“Theosophy [from Greek theosophia, from theos, divine + sophia, wisdom; literally “divine wisdom”], refers to systems of speculation or investigation seeking direct knowledge of the mysteries of being and nature, with particular concern on the nature of Divinity. Theosophy also is considered a part of the broader phenomenon of esotericism, referring to hidden knowledge or wisdom that offers the individual enlightenment and salvation. Esotericism, and hence theosophy, has six main characteristics: correspondence, living nature, imagination or meditation, experience of transmutation, practice of concordance, and transmission. The theosopher seeks to understand the mysteries of the universe and the bonds that unite the universe, man and the divine world. She aspires to link theogony-anthropogony with eschatology and from investigation of these domains to discover a coherent cosmogony.

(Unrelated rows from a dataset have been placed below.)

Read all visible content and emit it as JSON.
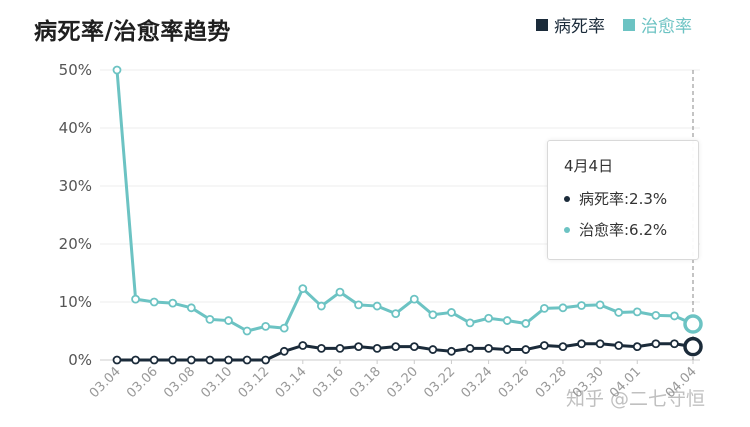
{
  "title": "病死率/治愈率趋势",
  "legend": {
    "items": [
      {
        "label": "病死率",
        "color": "#1b2b3a"
      },
      {
        "label": "治愈率",
        "color": "#6cc3c3"
      }
    ]
  },
  "tooltip": {
    "date": "4月4日",
    "rows": [
      {
        "label": "病死率:2.3%",
        "color": "#1b2b3a"
      },
      {
        "label": "治愈率:6.2%",
        "color": "#6cc3c3"
      }
    ]
  },
  "watermark": "知乎 @二七守恒",
  "chart_data": {
    "type": "line",
    "title": "病死率/治愈率趋势",
    "x": [
      "03.04",
      "03.05",
      "03.06",
      "03.07",
      "03.08",
      "03.09",
      "03.10",
      "03.11",
      "03.12",
      "03.13",
      "03.14",
      "03.15",
      "03.16",
      "03.17",
      "03.18",
      "03.19",
      "03.20",
      "03.21",
      "03.22",
      "03.23",
      "03.24",
      "03.25",
      "03.26",
      "03.27",
      "03.28",
      "03.29",
      "03.30",
      "03.31",
      "04.01",
      "04.02",
      "04.03",
      "04.04"
    ],
    "x_tick_labels": [
      "03.04",
      "03.06",
      "03.08",
      "03.10",
      "03.12",
      "03.14",
      "03.16",
      "03.18",
      "03.20",
      "03.22",
      "03.24",
      "03.26",
      "03.28",
      "03.30",
      "04.01",
      "04.04"
    ],
    "y_tick_labels": [
      "0%",
      "10%",
      "20%",
      "30%",
      "40%",
      "50%"
    ],
    "ylim": [
      0,
      50
    ],
    "grid": true,
    "legend_position": "top-right",
    "series": [
      {
        "name": "病死率",
        "color": "#1b2b3a",
        "values": [
          0,
          0,
          0,
          0,
          0,
          0,
          0,
          0,
          0,
          1.5,
          2.5,
          2,
          2,
          2.3,
          2,
          2.3,
          2.3,
          1.8,
          1.5,
          2,
          2,
          1.8,
          1.8,
          2.5,
          2.3,
          2.8,
          2.8,
          2.5,
          2.3,
          2.8,
          2.8,
          2.3
        ]
      },
      {
        "name": "治愈率",
        "color": "#6cc3c3",
        "values": [
          50,
          10.5,
          10,
          9.8,
          9,
          7,
          6.8,
          5,
          5.8,
          5.5,
          12.3,
          9.3,
          11.7,
          9.5,
          9.3,
          8,
          10.5,
          7.8,
          8.2,
          6.4,
          7.2,
          6.8,
          6.3,
          8.9,
          9,
          9.4,
          9.5,
          8.2,
          8.3,
          7.7,
          7.6,
          6.2
        ]
      }
    ]
  }
}
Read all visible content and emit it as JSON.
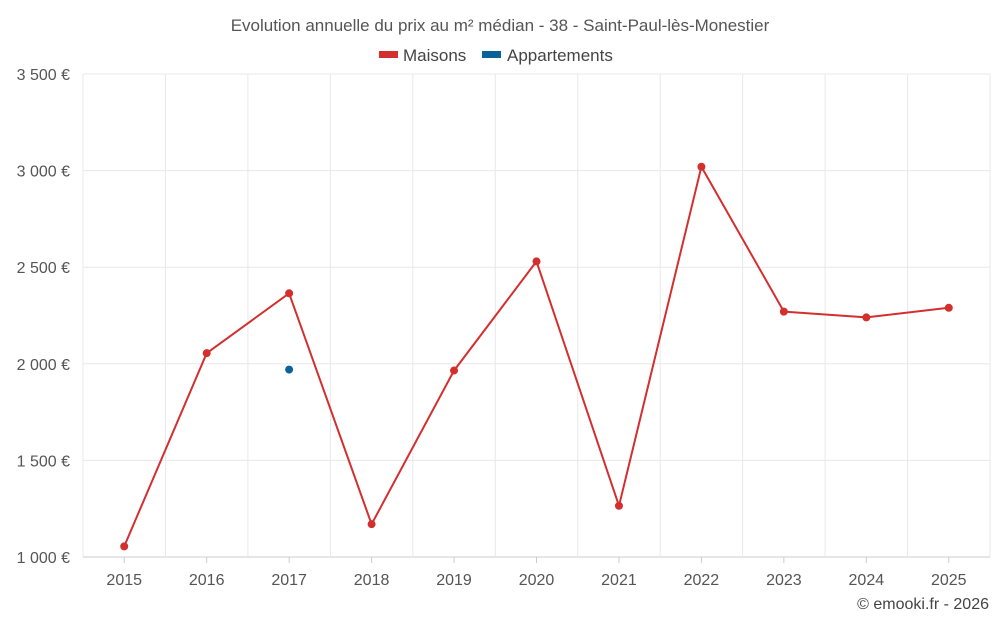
{
  "chart_data": {
    "type": "line",
    "title": "Evolution annuelle du prix au m² médian - 38 - Saint-Paul-lès-Monestier",
    "categories": [
      "2015",
      "2016",
      "2017",
      "2018",
      "2019",
      "2020",
      "2021",
      "2022",
      "2023",
      "2024",
      "2025"
    ],
    "series": [
      {
        "name": "Maisons",
        "color": "#d32f2f",
        "values": [
          1055,
          2055,
          2365,
          1170,
          1965,
          2530,
          1265,
          3020,
          2270,
          2240,
          2290
        ]
      },
      {
        "name": "Appartements",
        "color": "#0a6299",
        "values": [
          null,
          null,
          1970,
          null,
          null,
          null,
          null,
          null,
          null,
          null,
          null
        ]
      }
    ],
    "ylim": [
      1000,
      3500
    ],
    "yticks": [
      1000,
      1500,
      2000,
      2500,
      3000,
      3500
    ],
    "ytick_labels": [
      "1 000 €",
      "1 500 €",
      "2 000 €",
      "2 500 €",
      "3 000 €",
      "3 500 €"
    ],
    "xlabel": "",
    "ylabel": "",
    "legend_position": "top-center",
    "grid": true
  },
  "credit": "© emooki.fr - 2026"
}
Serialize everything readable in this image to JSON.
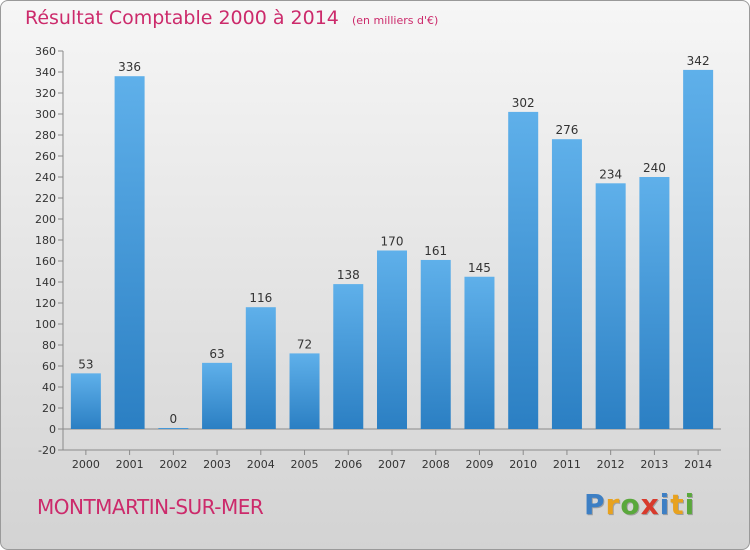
{
  "chart_data": {
    "type": "bar",
    "title": "Résultat Comptable 2000 à 2014",
    "subtitle": "(en milliers d'€)",
    "xlabel": "",
    "ylabel": "",
    "categories": [
      "2000",
      "2001",
      "2002",
      "2003",
      "2004",
      "2005",
      "2006",
      "2007",
      "2008",
      "2009",
      "2010",
      "2011",
      "2012",
      "2013",
      "2014"
    ],
    "values": [
      53,
      336,
      0,
      63,
      116,
      72,
      138,
      170,
      161,
      145,
      302,
      276,
      234,
      240,
      342
    ],
    "ylim": [
      -20,
      360
    ],
    "yticks": [
      -20,
      0,
      20,
      40,
      60,
      80,
      100,
      120,
      140,
      160,
      180,
      200,
      220,
      240,
      260,
      280,
      300,
      320,
      340,
      360
    ],
    "grid": false,
    "legend": "none",
    "bar_color": "#3f97d8"
  },
  "footer": {
    "commune": "MONTMARTIN-SUR-MER",
    "brand_letters": [
      {
        "char": "P",
        "color": "#3d7fc4"
      },
      {
        "char": "r",
        "color": "#e8a21f"
      },
      {
        "char": "o",
        "color": "#5aa83c"
      },
      {
        "char": "x",
        "color": "#d83a2c"
      },
      {
        "char": "i",
        "color": "#3d7fc4"
      },
      {
        "char": "t",
        "color": "#e8a21f"
      },
      {
        "char": "i",
        "color": "#5aa83c"
      }
    ]
  },
  "colors": {
    "accent": "#cc2a6b",
    "axis": "#888888",
    "text": "#333333"
  }
}
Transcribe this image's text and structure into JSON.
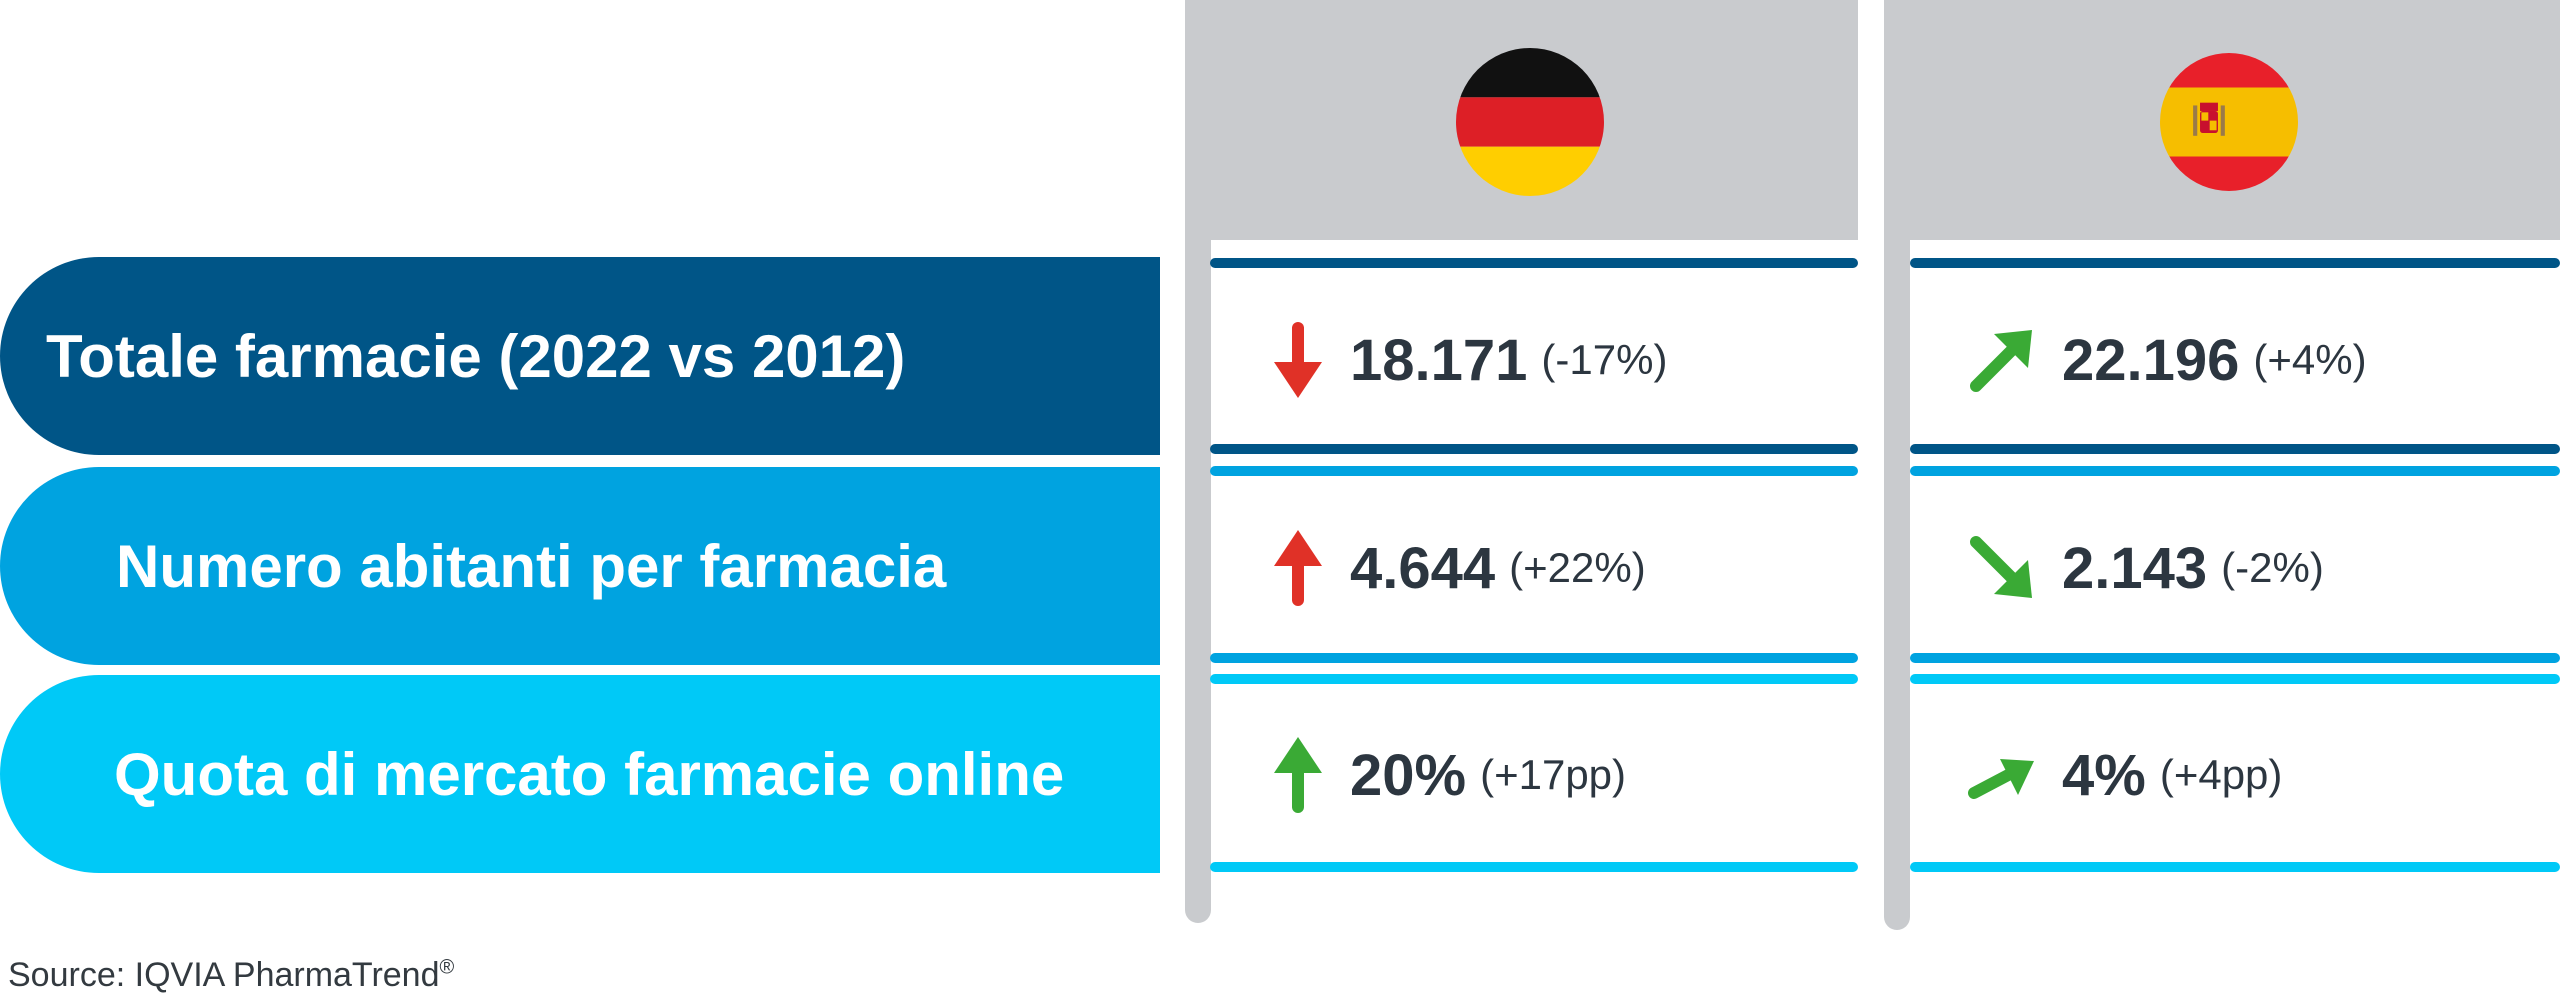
{
  "rows": [
    {
      "label": "Totale farmacie (2022 vs 2012)",
      "color": "#005587"
    },
    {
      "label": "Numero abitanti per farmacia",
      "color": "#00a3e0"
    },
    {
      "label": "Quota di mercato farmacie online",
      "color": "#00c9f7"
    }
  ],
  "countries": [
    {
      "flag": "germany-flag-icon",
      "cells": [
        {
          "trend_icon": "arrow-down-icon",
          "trend_color": "#e03127",
          "value": "18.171",
          "change": "(-17%)"
        },
        {
          "trend_icon": "arrow-up-icon",
          "trend_color": "#e03127",
          "value": "4.644",
          "change": "(+22%)"
        },
        {
          "trend_icon": "arrow-up-icon",
          "trend_color": "#3aaa35",
          "value": "20%",
          "change": "(+17pp)"
        }
      ]
    },
    {
      "flag": "spain-flag-icon",
      "cells": [
        {
          "trend_icon": "arrow-up-right-icon",
          "trend_color": "#3aaa35",
          "value": "22.196",
          "change": "(+4%)"
        },
        {
          "trend_icon": "arrow-down-right-icon",
          "trend_color": "#3aaa35",
          "value": "2.143",
          "change": "(-2%)"
        },
        {
          "trend_icon": "arrow-up-right-icon",
          "trend_color": "#3aaa35",
          "value": "4%",
          "change": "(+4pp)"
        }
      ]
    }
  ],
  "source": {
    "text": "Source: IQVIA PharmaTrend",
    "mark": "®"
  }
}
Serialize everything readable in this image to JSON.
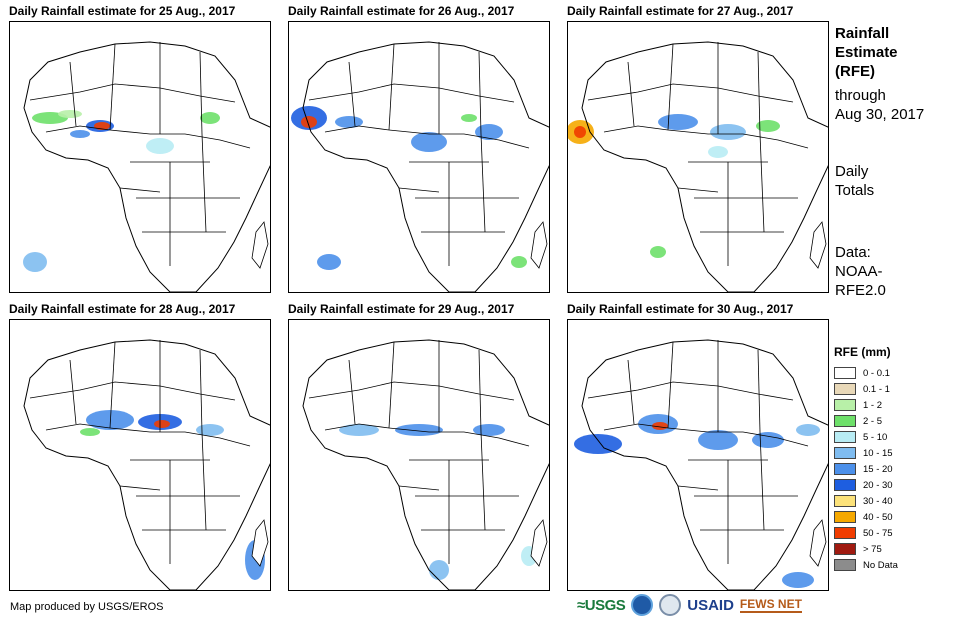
{
  "panels": [
    {
      "title": "Daily Rainfall estimate for 25 Aug., 2017"
    },
    {
      "title": "Daily Rainfall estimate for 26 Aug., 2017"
    },
    {
      "title": "Daily Rainfall estimate for 27 Aug., 2017"
    },
    {
      "title": "Daily Rainfall estimate for 28 Aug., 2017"
    },
    {
      "title": "Daily Rainfall estimate for 29 Aug., 2017"
    },
    {
      "title": "Daily Rainfall estimate for 30 Aug., 2017"
    }
  ],
  "side": {
    "title_lines": [
      "Rainfall",
      "Estimate",
      "(RFE)"
    ],
    "through_lines": [
      "through",
      "Aug 30, 2017"
    ],
    "totals_lines": [
      "Daily",
      "Totals"
    ],
    "data_lines": [
      "Data:",
      "NOAA-",
      "RFE2.0"
    ]
  },
  "legend": {
    "title": "RFE (mm)",
    "items": [
      {
        "label": "0 - 0.1",
        "color": "#ffffff"
      },
      {
        "label": "0.1 - 1",
        "color": "#e8d8b8"
      },
      {
        "label": "1 - 2",
        "color": "#b8f0a8"
      },
      {
        "label": "2 - 5",
        "color": "#6ee06a"
      },
      {
        "label": "5 - 10",
        "color": "#b8ecf4"
      },
      {
        "label": "10 - 15",
        "color": "#7fbcf0"
      },
      {
        "label": "15 - 20",
        "color": "#4c90ea"
      },
      {
        "label": "20 - 30",
        "color": "#1e5ee0"
      },
      {
        "label": "30 - 40",
        "color": "#fce27a"
      },
      {
        "label": "40 - 50",
        "color": "#f5a800"
      },
      {
        "label": "50 - 75",
        "color": "#f03c00"
      },
      {
        "label": "> 75",
        "color": "#a01a10"
      },
      {
        "label": "No Data",
        "color": "#8c8c8c"
      }
    ]
  },
  "credit": "Map produced by USGS/EROS",
  "logos": {
    "usgs": "≈USGS",
    "usaid": "USAID",
    "fews": "FEWS NET"
  }
}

The theosophist inquires into the hieroglyphs of nature, using a method of interpretation founded upon a specific myth or revelation, to which he applies his active imagination in order to draw forth symbolic resonances.
Theosophy broadly explores questions of metaphysics, especially questions within the areas of epistemology, mind, religion and the sciences. The theosophist’s premise is that knowledge must come from both external and internal sources, and requires both an existence and acknowledgement of internal and scientific truths. Both of these truths are given equal footing. Each individual theosophist’s interests and questions are dynamic due to this dual focus on internalism and externalism. Another central interest is the application and use of knowledge for the betterment of both humanity and the individual. Central theosophical questions include:
- What is the True and Universal reality? (Ontology)
- How can we find this True and Universal reality? (Epistemology)
- What are the Universal concepts between Mind and Reality ? (Metaphysics)
- How do we apply Universal truth to further Humanity? (Moral Epistemology, Religion)
- What does Science allow, or deny, within True and Universal Reality? (Metaphysics)
Traditional theosophists engage in circular analysis of the universe, man and divinity. The theosophist inquires into the hieroglyphs of nature, using a method of interpretation founded upon a specific myth, revelation or observational insight. She then applies active imagination in order to draw forth symbolic resonances. By engaging in interiority or meditation on a specific religious revelation or myth, the theosophist engages in a search for the latent symbolic meanings in ordinary and extraordinary phenomenon. Her starting point may be either from knowledge of external things of this world, or knowledge of the internal divine realms. As her knowledge increases, she experiences a change in being. As Antoine Faivre notes, “the theosophist dedicates his energy to inventing (in the word’s original sense of ‘discovering’) the articulation of all things visible and invisible, by examining both divinity and nature in the smallest detail.” This method of interpretation encompasses both rational and empirical approaches. Though the theosophical method is analytical, it also lends itself to a system style of metaphysics. The epistemological justification of knowledge is seen then as a synthesis, or integration, of both externalism and internalism practices. The knowledge of each Theosophist becomes somewhat individualistic and even at times independent” wikipedia
I’m thinking this applies to me. Not that I’m trying to fit into a box or have a label assigned to me. But, hey, if it fits well, I’ll wear it until I tire of it.